Few-shot learning – Recognize a labrador… even though you barely know it

If you want to teach your model to make accurate forecasts but you only have a few labeled examples, try using the few-shot learning method.

Marcin Wierzbiński

Standard supervised learning is super effective, but it can be impractical – it’s tough to get labeled training examples because of high costs or the limited availability of existing samples. One promising attempt to solve the lack of labeled data is few-shot learning, which allows models to efficiently learn and generalize knowledge based on just a few training examples.

What is few-shot learning?

Few-shot learning is a machine learning framework where the AI model learns to make accurate predictions by training on a very small number of labeled examples. This solution is usually applied to train models in classification tasks when there’s not enough data. Its opposite is traditional supervised learning, which normally uses hundreds or thousands of labeled data in multiple rounds (epochs) of training to teach AI models how to recognize data classes. Let’s consider a simple example. You want to build a model that will tell you whether a picture shows a golden retriever or a labrador retriever, but you only have 25 pictures to work with.

You have a limited number of examples and labels assigned to them, based on expert knowledge that determines whether a given image shows a golden retriever or a labrador retriever. The model has to learn to tell these breeds apart just from a few samples, using key features like fur length, ear shape and body proportions.

Figure 1. A set of dog pictures that can be used to train few-shot learning models to learn to recognize new classes with a limited number of examples.
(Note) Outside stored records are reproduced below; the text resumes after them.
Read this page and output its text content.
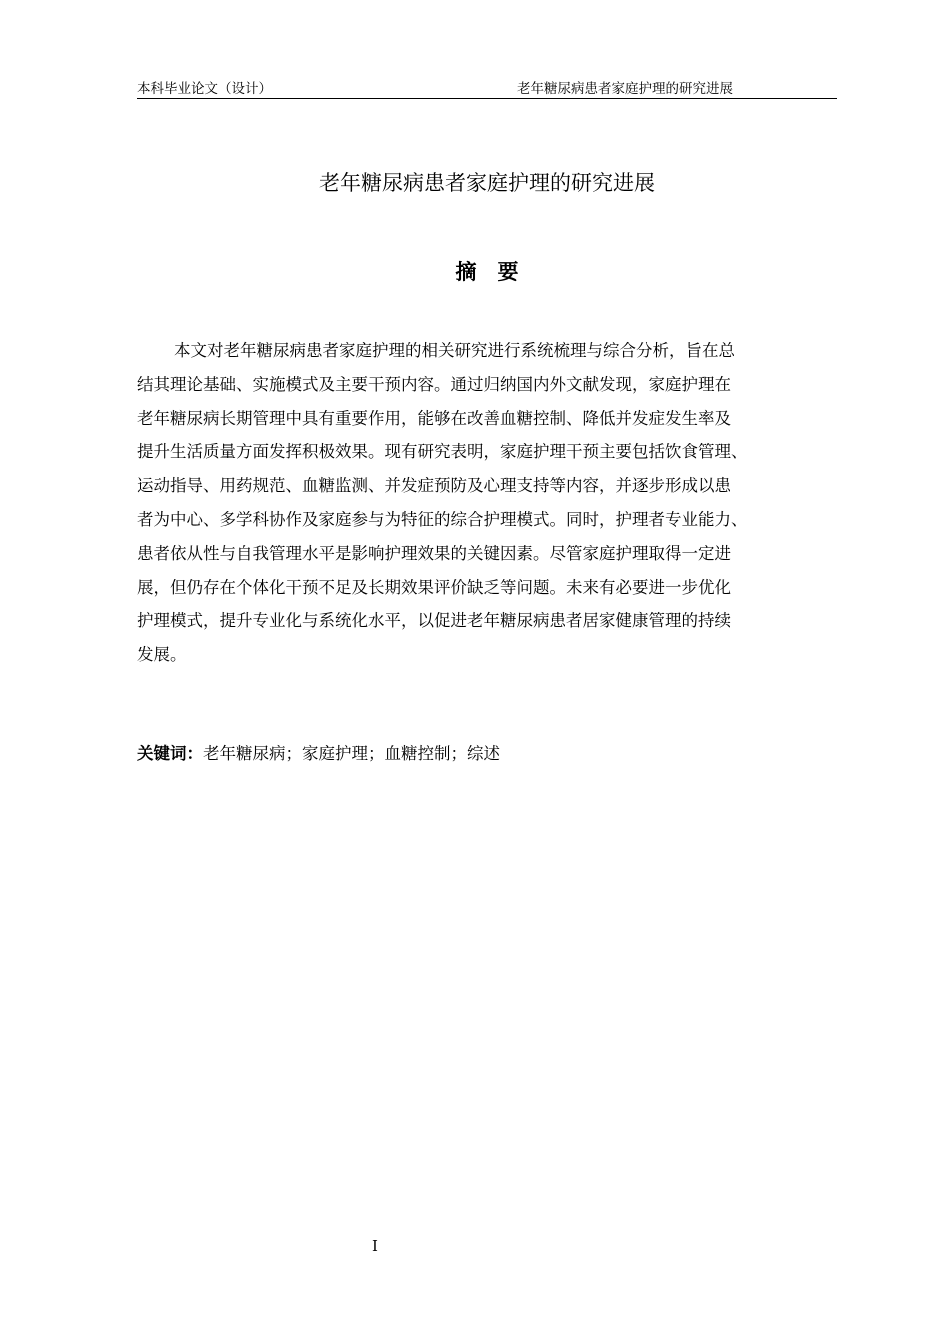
本科毕业论文（设计）	老年糖尿病患者家庭护理的研究进展
老年糖尿病患者家庭护理的研究进展
摘　要
本文对老年糖尿病患者家庭护理的相关研究进行系统梳理与综合分析，旨在总
结其理论基础、实施模式及主要干预内容。通过归纳国内外文献发现，家庭护理在
老年糖尿病长期管理中具有重要作用，能够在改善血糖控制、降低并发症发生率及
提升生活质量方面发挥积极效果。现有研究表明，家庭护理干预主要包括饮食管理、
运动指导、用药规范、血糖监测、并发症预防及心理支持等内容，并逐步形成以患
者为中心、多学科协作及家庭参与为特征的综合护理模式。同时，护理者专业能力、
患者依从性与自我管理水平是影响护理效果的关键因素。尽管家庭护理取得一定进
展，但仍存在个体化干预不足及长期效果评价缺乏等问题。未来有必要进一步优化
护理模式，提升专业化与系统化水平，以促进老年糖尿病患者居家健康管理的持续
发展。
关键词：老年糖尿病；家庭护理；血糖控制；综述
I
When you only have a few labeled samples, training a model from scratch with supervised learning – especially a model with huge number of parameters – often leads to overfitting. Models like convolutional neural networks (CNN) used in computer vision and transformer-based networks used in natural language processing (NLP) are examples of that. The model might achieve good results on test data, but not so great on real-world data. Gathering enough data to avoid overfitting can be a real challenge in training models.

Few-shot learning is defined by the nature of the learning problem, not by the application of a specific method or model structure. It can use a wide range of algorithms and neural network architectures – most methods rely on transfer learning, metalearning or a combination of both. Few-shot learning can also be used for regression tasks, but most of the literature on FSL focuses on classification applications.

Transfer learning

Transfer learning methods focus on adapting a pre-trained model to learn new tasks or classes of data that weren’t previously considered.

Transfer learning offers a handy solution by applying useful features and representations that the model has already been trained on. One of the simpler solutions is fine-tuning a classification model to do the same task for a new class using supervised learning on a small number of labeled examples.

More complex methods of transfer learning adapt a pre-trained neural network by changing its architecture, for example by replacing or retraining the outer layers where the final classification happens, while still keeping the inner layers that are responsible for feature extraction. Freezing (or otherwise, regularizing weight changes) all layers except the outer ones helps to prevent “catastrophic forgetting” of previously acquired knowledge. This significantly speeds up learning in the few-shot context.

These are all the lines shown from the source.